Doch der Vampir existiert, fährt die Off-Stimme fort: Sein wissenschaftlicher Name lautet „Desmodus rotondus“. Die zweite Hälfte des Filmchens zeigt ein eher mickriges Exemplar dieser südamerikanischen Fledermausart, wie es einem unbeeindruckt dreinblickenden Meerschweinchen Blut von der Nase schlürft. Ist die musikalische Anspielung auf Chopins Trauermarsch am Ende dieser mehr belustigenden als beunruhigenden Sequenz nicht eine Spur überrissen? Sie ist es keineswegs, fasst man die – durch Desmodus rotondus übertragenen – Trypanosomen ins Auge, die eine mikroskopische Aufnahme da flüchtig um menschliche Blutzellen herumwuseln zeigt. Sie können als eine Metapher für eine andere, ideologische Infektion verstanden werden, die zur Entstehungszeit des Filmchens die Hirne von Frauen und Männern in ganz Europa befiel.
Viel von dem, was der Filmemacher und Widerständler Jean Painlevé war, findet sich – explizit oder implizit – in „Le Vampire“. Der 1902 in Paris geborene und 1989 daselbst verstorbene Sohn des bedeutenden Mathematikers und zweimaligen französischen Premierministers Paul Painlevé gilt als ein Pionier des Dokumentarfilms, mit Fokus auf die Tierwelt, und insbesondere auf Frankreichs glitschige Küstenfauna. Sein Leben lang hat er Krabben und Nesseltiere gefilmt; sein berühmtester Streifen gilt der Fortpflanzung der Seepferdchen. Im Gegensatz zum ungleich bekannteren Jacques-Yves Cousteau arbeitete Painlevé nie unter der Meeresfläche, sondern lichtete die Helden seiner Filme meist hinter dem Glas von Aquarien ab. Aus seinen für die Forschung entstandenen, rein beobachtenden films de recherche montierte er zwischen 1927 und 1982 zwanzig films de vulgarisation. Diese waren zunächst für das Vorprogramm von Lichtspieltheatern bestimmt und setzten auf allerlei Kunstgriffe, um die Gunst gemeiner Kinogänger zu gewinnen: Begleitmusik, oft eigens komponiert; Zwischentitel oder gesprochene Texte, mit Humor gewürzt; dazu die Vermenschlichung der tierischen Protagonisten, vor allem aber die Befruchtung wissenschaftlicher Objektivität mit künstlerischer Subjektivität. So entstanden schwer klassifizierbare filmische Objekte, die laut eigener Definition zugleich Instrumente der Kultur, Lehrmittel, Schauspiele und Kunstwerke waren.

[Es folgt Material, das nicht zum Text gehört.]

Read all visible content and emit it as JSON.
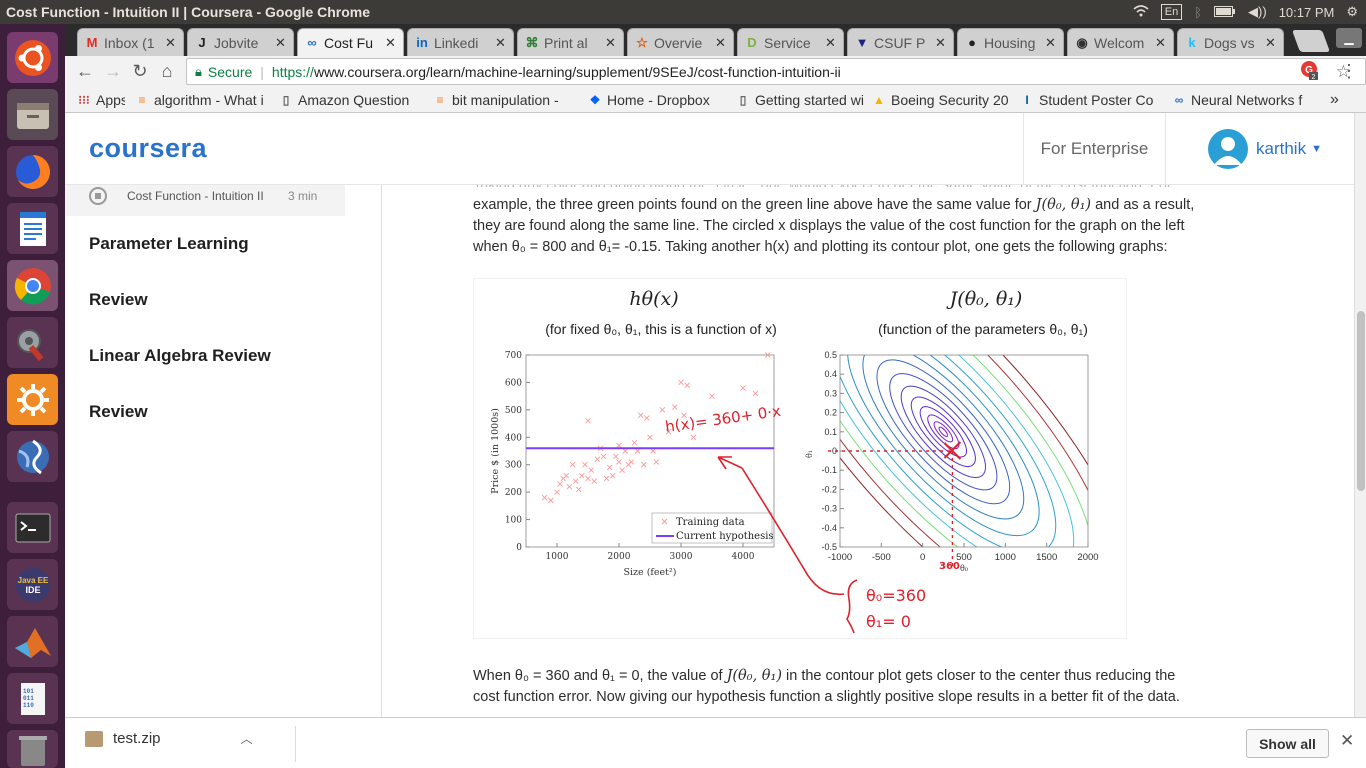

Im Pariser Jeu de Paume entwirft jetzt die erste Retrospektive, die eine französische Institution Jean Painlevé ausrichtet, ein Porträt in vier Facetten. Das erste Kapitel, dem Litoral gewidmet, zeigt fünf Filme, das zweite, „objectivité scientifique“ überschrieben, deren sieben. Sie tragen Titel wie „Das Ei des Stichlings“ (Painlevés Erstling von 1927) oder „Die Seeigel“ und zeigen klar den Unterschied zwischen films de recherche und films de vulgarisation. Der universitäre Film über Krabben von 1964 etwa leuchtet seinen Gegenstand vor schwarzem Hintergrund aus, nimmt seine Häutung unter die Lupe und seziert ihn gleichsam in den Off-Kommentaren. Der für das große Publikum bestimmte Streifen von 1930/31 hingegen zeigt zu einer beschwingten, oft auch spannungsvollen Instrumentalmusik Nahansichten, die zur ästhetisierenden Abstraktion neigen: enorme Köpfe, federartige Schwänze, das Vibrieren des Herzens oder die Zirkulation der Blutkörperchen in einem Bein. James Leo Cahill nennt den Film „Les Oursins“ von 1928 in einem gehaltvollen Katalogbeitrag gar einen Architekturfilm mit zoologisch-surrealistischem Einschlag: Die auf der Kinoleinwand bis ums 200 000-fache vergrößerten Bilder verwandelten den „Spaziergang“ zwischen den Stacheln des Seeigels in die Exploration einer Ruinenlandschaft, deren Säulen bei weiterem Zoomen kandelaberartige Greiforgane offenbarten, deren „Wimpern“ sich ihrerseits vergrößern ließen – und so weiter und so fort…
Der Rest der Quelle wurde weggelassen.